June 20, 2012

Underage Drinking in Young Adult Book: A Guest Post

Please welcome to Feed My Need, Dana Vicktor!
Dana Vicktor is the senior researcher and writer for duedatecalculator.org. Her most recent accomplishments include graduating from Ohio State University with a degree in communications and sociology. Her current focus for the site involves pregnant women and teenage pregnancy.
Underage Drinking in Young Adult Books

The young adult market has really grown in the last few years and with the increased popularity there has been an increased scrutiny of the behaviors of characters in the stories.

Some young adult authors feel that they have a responsibility to their readers to teach them about the dangerous aspects of being a teenager, while others feel that everything should be a reflection of what their readers are experiencing or what they themselves went through. Underage drinking is one issue that has been addressed in several different ways through young adult literature.

Drinking in Books

Teenage drinking is fairly common in a wide variety of social circles, and it appears in a wide variety of young adult books. You can read about it casually in Sarah Dessen’s books or read about the side effects of it in Leaving Paradise by Simone Elkeles. Both of these authors acknowledge that drinking happens and neither shies away from the negative impact that the drinking may have on their characters. Sarah Dessen has not yet addressed drinking in one of her books as a definitive issue, although several of her books show the fall out that comes after drinking too much. Leaving Paradise is based on something that happens as a result of a drunk driving accident and how it permanently affects the lives of the two main characters in the novel.

What Is the Author’s Responsibility?

Many parents and other adults feel that it is their place to control what their children read and may be up in arms about the inclusion of drinking, drugs or premarital sex in books. They argue that this paints an unrealistic picture of the world that teens experience. However, books provide the perfect place for teenagers to read about the consequences of poor choices and bad behavior. It’s not realistic to assume that teens are not drinking, but if the author can subtly include better choices to go along with the drinking, you may be able to get the message out to teens. For example, several books I have read recently make it a point to have a designated driver at a party or for the teenager to call someone for a ride if they have been drinking. Also while not every drinking experience is going to lead to a negative outcome, it is important to show poor decisions that are made while drinking.

Should This Even Be an Issue?

Teenagers want to read books that they can relate to and drinking does happen on a regular basis at many teenager parties.

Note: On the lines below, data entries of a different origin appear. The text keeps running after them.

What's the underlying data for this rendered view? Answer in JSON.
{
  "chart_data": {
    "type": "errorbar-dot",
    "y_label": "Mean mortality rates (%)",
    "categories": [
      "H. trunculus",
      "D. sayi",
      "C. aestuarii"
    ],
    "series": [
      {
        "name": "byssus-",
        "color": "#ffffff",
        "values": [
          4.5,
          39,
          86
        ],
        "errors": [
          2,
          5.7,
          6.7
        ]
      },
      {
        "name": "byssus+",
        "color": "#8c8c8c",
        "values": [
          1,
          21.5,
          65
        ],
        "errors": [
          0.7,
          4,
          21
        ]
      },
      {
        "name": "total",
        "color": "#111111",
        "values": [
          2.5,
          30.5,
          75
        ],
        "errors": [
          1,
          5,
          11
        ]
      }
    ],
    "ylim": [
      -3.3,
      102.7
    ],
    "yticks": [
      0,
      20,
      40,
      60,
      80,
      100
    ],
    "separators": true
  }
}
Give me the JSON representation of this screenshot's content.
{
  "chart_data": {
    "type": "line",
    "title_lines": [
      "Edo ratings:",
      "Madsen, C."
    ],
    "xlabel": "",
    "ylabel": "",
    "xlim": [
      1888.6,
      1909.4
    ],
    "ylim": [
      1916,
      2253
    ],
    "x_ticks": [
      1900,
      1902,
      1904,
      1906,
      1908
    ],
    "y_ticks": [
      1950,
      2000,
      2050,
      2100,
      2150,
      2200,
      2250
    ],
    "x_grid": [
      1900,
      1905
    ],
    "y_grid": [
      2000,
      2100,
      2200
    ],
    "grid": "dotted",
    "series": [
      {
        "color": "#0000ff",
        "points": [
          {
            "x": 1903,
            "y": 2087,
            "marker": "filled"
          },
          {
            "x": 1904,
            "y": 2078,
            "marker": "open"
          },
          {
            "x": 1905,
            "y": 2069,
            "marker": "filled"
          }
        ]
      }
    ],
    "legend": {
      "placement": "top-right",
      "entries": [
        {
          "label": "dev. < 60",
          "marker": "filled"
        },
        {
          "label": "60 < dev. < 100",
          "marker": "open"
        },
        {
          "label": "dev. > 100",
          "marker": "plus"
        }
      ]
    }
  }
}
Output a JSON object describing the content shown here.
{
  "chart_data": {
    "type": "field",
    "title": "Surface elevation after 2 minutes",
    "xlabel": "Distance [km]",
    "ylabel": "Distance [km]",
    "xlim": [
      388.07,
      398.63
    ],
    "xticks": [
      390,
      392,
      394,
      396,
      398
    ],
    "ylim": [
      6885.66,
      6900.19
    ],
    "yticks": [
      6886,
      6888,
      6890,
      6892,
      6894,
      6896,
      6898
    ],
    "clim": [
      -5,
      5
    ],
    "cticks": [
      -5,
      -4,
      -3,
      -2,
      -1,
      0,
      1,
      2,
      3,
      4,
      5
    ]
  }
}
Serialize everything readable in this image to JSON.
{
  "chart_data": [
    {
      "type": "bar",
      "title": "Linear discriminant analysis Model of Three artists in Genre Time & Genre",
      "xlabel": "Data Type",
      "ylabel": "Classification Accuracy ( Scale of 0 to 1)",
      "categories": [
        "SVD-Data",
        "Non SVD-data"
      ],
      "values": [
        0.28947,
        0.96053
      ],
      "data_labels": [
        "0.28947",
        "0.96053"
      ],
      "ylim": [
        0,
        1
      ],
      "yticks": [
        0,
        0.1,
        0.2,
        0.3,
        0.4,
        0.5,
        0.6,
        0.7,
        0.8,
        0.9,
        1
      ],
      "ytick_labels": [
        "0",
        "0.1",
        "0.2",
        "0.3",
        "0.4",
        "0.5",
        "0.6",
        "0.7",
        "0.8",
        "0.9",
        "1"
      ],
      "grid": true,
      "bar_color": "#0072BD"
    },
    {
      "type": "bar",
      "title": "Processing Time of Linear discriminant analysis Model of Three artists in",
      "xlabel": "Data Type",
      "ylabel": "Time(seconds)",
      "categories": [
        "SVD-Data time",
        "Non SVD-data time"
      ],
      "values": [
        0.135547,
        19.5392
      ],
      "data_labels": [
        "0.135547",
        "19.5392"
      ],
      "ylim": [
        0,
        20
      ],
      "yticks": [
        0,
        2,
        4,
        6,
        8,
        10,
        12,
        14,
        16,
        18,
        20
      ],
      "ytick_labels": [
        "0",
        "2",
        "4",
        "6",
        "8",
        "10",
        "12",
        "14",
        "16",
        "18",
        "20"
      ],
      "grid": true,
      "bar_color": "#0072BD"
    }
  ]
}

It is important to look at the entire picture. Should underage drinking be part of the literature in teen books? It definitely has a place since it is part of the culture that currently exists. The same can be said about drugs and sex. Books provide a place for teenagers to think about and process the information separately. Drinking is not going to disappear just because the censors decide to ban all books that casually mention it. So while young adult authors should think about the drinking they are including in the books, it should not be cut out completely. Not every book is going to have teenagers drinking responsibility or should it, but the after math should be real to life both positive and negative aspects.

1 comment:

  1. I think the adults that ar arguing that portraying sex, drugs and drinking in YA books gives teens an "unrealistic picture of the world" are blinded to what is really happening.

    I'm all for using those issues in a healthy way and even using them as lessons (just not overly heavy handed ones) for the teens. I don't think glorifying drinking and drug use is ever okay, but no YA book I've read seems to have done that.

    If you had a book about contemporary teenagers and didn't address any of those issues, it would ring false to most teens.